4. The landmark positioning training and teaching method based on virtual scenes according to claim 3, characterized in that, Step S4, the process of calculating the trainee's estimated ship position using the three-point bearing positioning algorithm, includes: Based on the known coordinates of the three target virtual landmarks. and its corresponding true azimuth. The estimated ship position is calculated by solving the following least squares problem with the objective function. : ; Among them, the coordinates that minimize the above objective function. This is the calculated ship position. .
5. The land landmark positioning training and teaching method based on virtual scenes according to claim 4, characterized in that, Step S5, the process of generating the positioning accuracy assessment result includes: ; The planar distance deviation D between the estimated ship position and the accurate ship position is obtained by analyzing and calculating using the above formula. ; The above formula is used to analyze the angular deviation between the true azimuth of each observed azimuth and its corresponding virtual true azimuth. ,in ; Based on the planar distance deviation D and the three included angle deviations A comprehensive positioning error score is generated by calculating using a pre-set comprehensive analysis model. The accuracy level of this positioning operation is determined based on the comprehensive positioning error score.
6. The land landmark positioning training and teaching method based on virtual scenes according to claim 5, characterized in that, In step S6, the visual feedback includes: In the two-dimensional electronic nautical chart display interface, the accurate ship position symbol, the estimated ship position symbol, and three bearing lines based on the observed bearing data are overlaid and displayed. In the three-dimensional immersive visual display interface, the visual form of the target virtual landmark is rendered from the perspective of the virtual ship, and the observation azimuth line and the virtual true azimuth line are superimposed and displayed. The independent information panel displays the accurate ship position coordinates, the estimated ship position coordinates, the horizontal distance deviation D, and the angular deviation of each observation. And positioning accuracy score.
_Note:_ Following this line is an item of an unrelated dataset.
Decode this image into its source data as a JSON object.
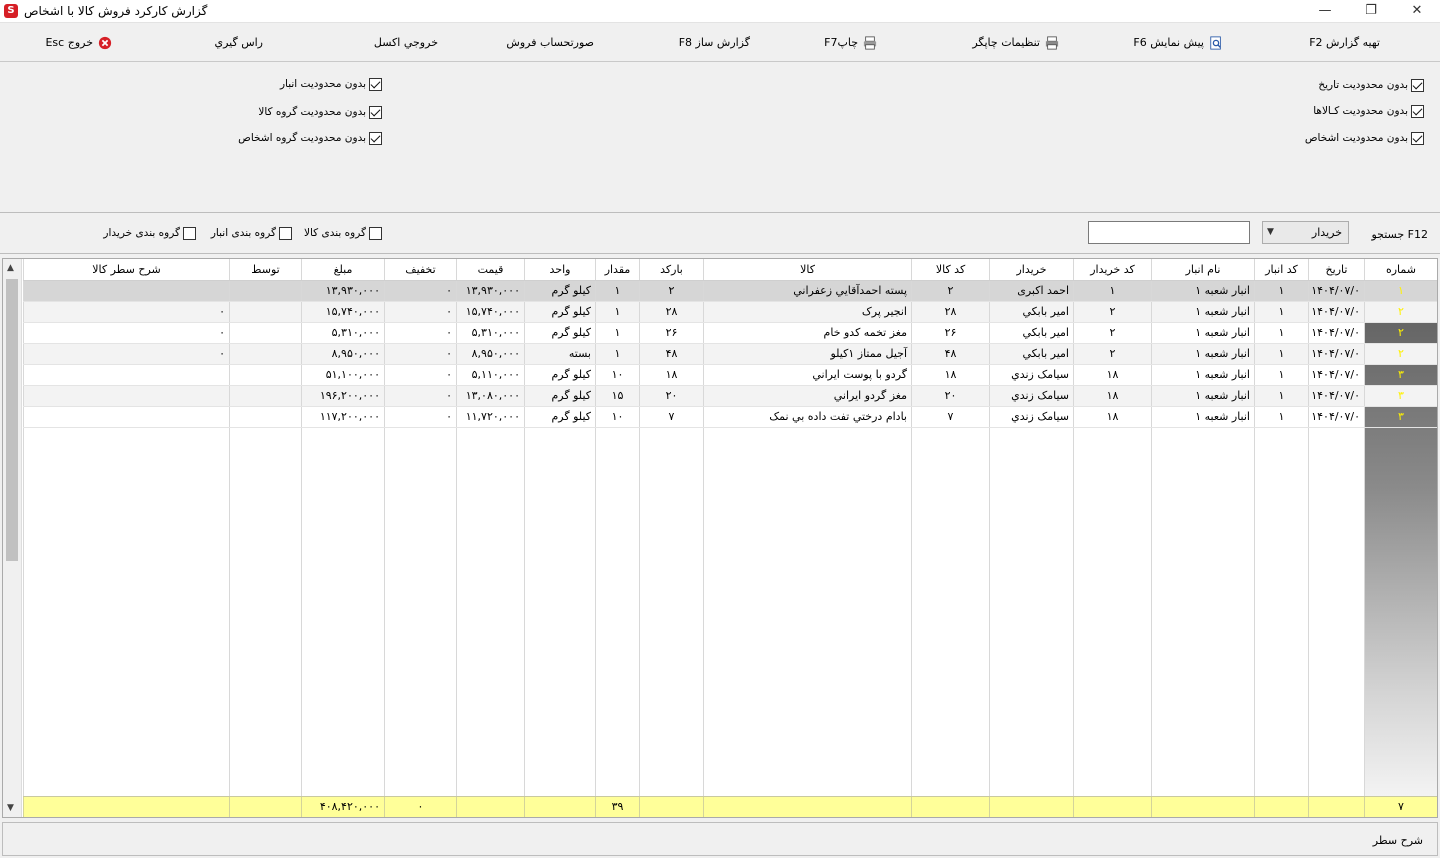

7. A landmark positioning training and teaching system based on virtual scenarios, characterized in that, The system is used to implement the virtual scene-based landmark positioning training and teaching method as described in claim 6, the system comprising: The scene construction and management module is used to load, render, and manage virtual navigation scenes that include a virtual ship and multiple virtual landmarks; The ship dynamic simulation module is used to generate and update the navigation status data of the virtual ship. The bearing calculation module is used to calculate the virtual true bearing of the virtual ship to each virtual landmark; The human-computer interaction module is used to receive observation azimuth data and landmark selection instructions input by trainees and provide a visual interface; The positioning calculation and evaluation module is used to execute the three-beacon bearing positioning algorithm to calculate the ship's position and generate the positioning accuracy evaluation result and the land beacon selection decision evaluation result. The teaching logic management module is used to implement the environmental complexity adjustment steps and control the generation and attributes of special virtual landmarks.
8. A storage medium, characterized in that, The program stores the virtual scene-based landmark positioning training and teaching method as described in any one of claims 1-6.